Im einzelnen kritisiert Dr. Bäumler:
- Der Große Lauschangriff soll nicht nur zur Bekämpfung der Organisierten Kriminalität eingesetzt werden, sondern sogar zur Aufklärung von Vergehen. Besonders problematisch ist, daß auch beim Verdacht des Vorliegens von Staatsschutzdelikten, die mit Organisierter Kriminalität nichts zu tun haben, der Große Lauschangriff erlaubt werden soll.
- Der Große Lauschangriff soll bereits angeordnet werden dürfen, wenn bestimmte Tatsachen den Verdacht des Vorliegens einer der genannten Straftaten begründen. Angesichts des hohen Rechtsgutes der Unverletzlichkeit der Wohnung wäre in jedem Fall dringender Tatverdacht zu verlangen.
- Der Große Lauschangriff richtet sich keineswegs nur gegen "Gangsterwohnungen". Vielmehr können auch Wohnungen anderer Personen abgehört werden, die keiner Straftat verdächtig sind. Es genügt bereits, daß aufgrund bestimmter Tatsachen anzunehmen ist, daß ein Beschuldigter sich in der Wohnung aufhält, selbst wenn der Wohnungsinhaber davon keine Ahnung hat.
- Die Gesetzentwürfe sehen keinen Schutz des besonderen Vertrauensverhältnisses zu Ärzten, Anwälten, Priestern oder Journalisten vor. Deren Zeugnisverweigerungsrecht kann durch den Großen Lauschangriff ausgehebelt werden. Erklärungen der Bundesregierung, nach bestehender Rechtslage sei dies nicht möglich, treffen nicht zu. Vielmehr hat der Bundesgerichtshof in mehreren Fällen entschieden, daß die besonderen persönlichen oder beruflichen Vertrauensverhältnisse nur im Falle einer förmlichen Vernehmung, nicht aber bei sonstigen Ermittlungsmaßnahmen geschützt sind. Die Proteste aus der Ärzteschaft, aus Anwaltskreisen sowie aus den Kirchen sind deshalb tatsächlich berechtigt.
- Die Gesetzentwürfe sehen kein Verwertungsverbot für Daten aus der Intimsphäre vor, so wie es der Sächsische Verfassungsgerichtshof als verfassungsrechtlich unverzichtbar verlangt hat. Der Große Lauschangriff macht statt dessen nicht einmal vor dem Schlafzimmer halt.
- Auch im übrigen sind die Verwertungsbestimmungen völlig ungenügend. Sie sehen Beschränkungen nur für die Verwendung der Gesprächsprotokolle "zu Beweiszwecken" vor. Eine Nutzung als Ermittlungsansatz selbst zur Verfolgung von Bagatelldelikten oder auch nur eine dauerhafte Speicherung in Dateien ist nicht ausgeschlossen.

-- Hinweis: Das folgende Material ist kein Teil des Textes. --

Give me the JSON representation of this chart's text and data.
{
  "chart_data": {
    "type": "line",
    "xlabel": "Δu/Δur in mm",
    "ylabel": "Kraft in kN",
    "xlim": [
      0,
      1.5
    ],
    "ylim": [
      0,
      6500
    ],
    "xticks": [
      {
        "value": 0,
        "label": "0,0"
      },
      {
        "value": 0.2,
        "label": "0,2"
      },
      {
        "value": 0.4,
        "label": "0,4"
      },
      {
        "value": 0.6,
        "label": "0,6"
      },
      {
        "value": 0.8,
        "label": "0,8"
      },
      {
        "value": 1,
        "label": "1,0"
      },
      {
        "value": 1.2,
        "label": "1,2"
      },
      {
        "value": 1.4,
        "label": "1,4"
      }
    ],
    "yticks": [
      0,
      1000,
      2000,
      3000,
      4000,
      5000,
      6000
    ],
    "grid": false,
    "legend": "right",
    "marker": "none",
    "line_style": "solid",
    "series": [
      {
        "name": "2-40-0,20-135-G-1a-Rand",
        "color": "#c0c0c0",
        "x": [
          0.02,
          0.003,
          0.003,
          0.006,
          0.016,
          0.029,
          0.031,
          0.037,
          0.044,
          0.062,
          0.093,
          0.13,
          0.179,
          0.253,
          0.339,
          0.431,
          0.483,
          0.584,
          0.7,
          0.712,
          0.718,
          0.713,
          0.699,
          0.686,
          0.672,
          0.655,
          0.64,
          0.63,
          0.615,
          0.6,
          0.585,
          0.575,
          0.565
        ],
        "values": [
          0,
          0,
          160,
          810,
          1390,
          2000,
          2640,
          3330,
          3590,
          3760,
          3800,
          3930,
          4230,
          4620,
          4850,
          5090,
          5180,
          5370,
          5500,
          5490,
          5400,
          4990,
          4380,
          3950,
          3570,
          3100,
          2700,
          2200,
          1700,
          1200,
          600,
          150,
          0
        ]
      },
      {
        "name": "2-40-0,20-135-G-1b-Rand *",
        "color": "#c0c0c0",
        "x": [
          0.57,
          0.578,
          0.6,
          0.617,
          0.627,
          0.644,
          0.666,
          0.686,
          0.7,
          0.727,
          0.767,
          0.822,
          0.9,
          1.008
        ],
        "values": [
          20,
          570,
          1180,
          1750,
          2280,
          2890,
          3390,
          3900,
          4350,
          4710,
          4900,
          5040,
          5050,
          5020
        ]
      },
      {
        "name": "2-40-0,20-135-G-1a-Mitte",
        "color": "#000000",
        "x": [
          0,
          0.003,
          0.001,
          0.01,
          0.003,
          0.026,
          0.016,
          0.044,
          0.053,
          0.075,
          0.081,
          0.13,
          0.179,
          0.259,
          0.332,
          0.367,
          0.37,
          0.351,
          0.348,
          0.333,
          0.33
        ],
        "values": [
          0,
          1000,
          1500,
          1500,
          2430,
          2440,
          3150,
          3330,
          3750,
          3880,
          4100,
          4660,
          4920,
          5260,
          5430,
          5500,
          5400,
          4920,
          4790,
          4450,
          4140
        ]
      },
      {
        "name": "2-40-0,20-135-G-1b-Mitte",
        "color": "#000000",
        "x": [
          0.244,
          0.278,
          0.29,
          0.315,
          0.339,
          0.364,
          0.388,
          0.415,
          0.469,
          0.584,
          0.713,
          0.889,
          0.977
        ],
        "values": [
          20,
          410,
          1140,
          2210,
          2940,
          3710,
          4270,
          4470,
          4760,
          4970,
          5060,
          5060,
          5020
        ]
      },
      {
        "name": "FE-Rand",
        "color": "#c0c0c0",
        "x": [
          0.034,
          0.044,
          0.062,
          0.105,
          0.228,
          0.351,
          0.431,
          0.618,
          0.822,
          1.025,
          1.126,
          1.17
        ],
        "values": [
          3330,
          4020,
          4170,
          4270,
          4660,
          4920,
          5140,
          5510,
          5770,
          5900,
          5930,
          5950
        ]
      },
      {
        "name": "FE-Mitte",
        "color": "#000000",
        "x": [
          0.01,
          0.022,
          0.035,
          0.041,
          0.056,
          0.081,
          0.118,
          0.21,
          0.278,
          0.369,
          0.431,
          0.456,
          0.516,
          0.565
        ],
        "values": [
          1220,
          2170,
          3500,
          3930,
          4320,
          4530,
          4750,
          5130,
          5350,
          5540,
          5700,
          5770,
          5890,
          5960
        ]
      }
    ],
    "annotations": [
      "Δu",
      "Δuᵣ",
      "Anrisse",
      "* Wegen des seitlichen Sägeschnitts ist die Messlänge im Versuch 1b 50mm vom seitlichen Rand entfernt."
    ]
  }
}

- Völlig ungenügend sind die für die Bundesregierung vorgesehenen Berichtspflichten. Es genügt nach dem Gesetzentwurf bereits, wenn die Bundesregierung jährlich die Zahl der Lauschangriffe bekannt gibt. Notwendig sind statt dessen aussagefähige Berichte, aus denen hervorgeht, wieviele Bürgerinnen und Bürger von den einzelnen Lauschangriffen betroffen waren und welche Ergebnisse dabei erzielt wurden.
- Erfahrungen zeigen, daß neue Ermittlungsinstrumentarien, wenn sie erst einmal eingeführt sind, ein dauerhaftes Eigenleben führen. So wurde beispielsweise die Einführung der Videoüberwachung außerhalb von Wohnungen mit dem Kampf gegen die Organisierte Kriminalität begründet. Tatsächlich wird auf dieser Grundlage der laufende Straßenverkehr per Video überwacht, um Verkehrsstraftaten und -ordnungswidrigkeiten aufzuklären. Deshalb müßte die Einführung des Großen Lauschangriffs von vornherein zeitlich begrenzt werden, damit nach Fristablauf geprüft werden kann, welche Erfolge zu welchen rechtsstaatlichen Kosten erzielt werden konnten.
Eine Gesamtwürdigung der Gesetzentwürfe legt es dringend nahe, der Einführung des Großen Lauschangriffs grundsätzlich nicht, schon gar nicht in der vorgesehenen Form zuzustimmen.